CPAU reaches out in villages to local elders and Community Development Council (CDC) members to begin the process of forming Peace Shuras. All community members are invited to participate in selecting the members of the new Peace Shuras. The villagers elect some 25 male elders to join the new Peace Shura. Membership of the Peace Shura tends to overlap with that of CDCs, a government-supported shura that makes decisions about local development projects. Continuity and overlap with other existing institutions positively affects the local legitimacy of the Peace Shuras. Most disputes are over land/property; access to water, inheritance, family, marriage and financial compensation.
Where male Peace Shuras were created, some 25 women were also selected by female community members to participate in a women's Peace Shura, addressing family disputes especially when they involve female disputants.
 
Interviewed Peace Shura members estimated that they resolved 80 to 90 per cent of their cases. Consensus has emerged within the development community that non-state/local justice and security networks are often more accountable, efficient, legitimate and accessible providers of justice than the agencies and institutions of the post-colonial state.
Peace Shuras do not solve the overall conflict, but are important in solving many day to day conflicts and stop them from escalating into violence in this volatile country. Peace Shuras, well trained in conflict resolution and peacebuilding, seem to be able to reduce the gap between communities and formal governance structures. [I]
 
A National Solidarity Program (NSP), operated out of Afghanistan's Ministry of Rural Rehabilitation and Development, helps identify, manage and monitor development projects and resources.
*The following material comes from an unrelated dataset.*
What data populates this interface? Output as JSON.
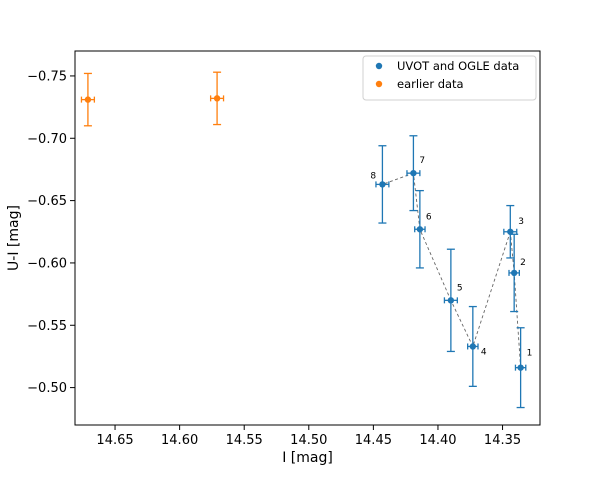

The NSP provides direct block-grant transfers to democratically elected Community Development Councils (CDCs) at 200 dollars per family. The CDCs improve local governance, making it more accountable and inclusive; they alleviate poverty and provide jobs. There are some 34,000 CDCs in existence, covering 80 to 90 per cent of rural Afghanistan. Many of these CDCs, especially those that are well established, have taken on conflict resolution and peacebuilding tasks. Many observers describe this program as a success. At the national level, a High Peace Council has been established.
Note
[i] - Opportunities and Challenges for Justice Linkages; Case Studies from Kunduz & Takhar; (2010), by CPAU, Cooperation for Peace and Unity, Afghanistan
- Strategic Conflict Analysis of Afghanistan; by Bjorn Holmberg et all; (2012); Swede.peace and CPAU.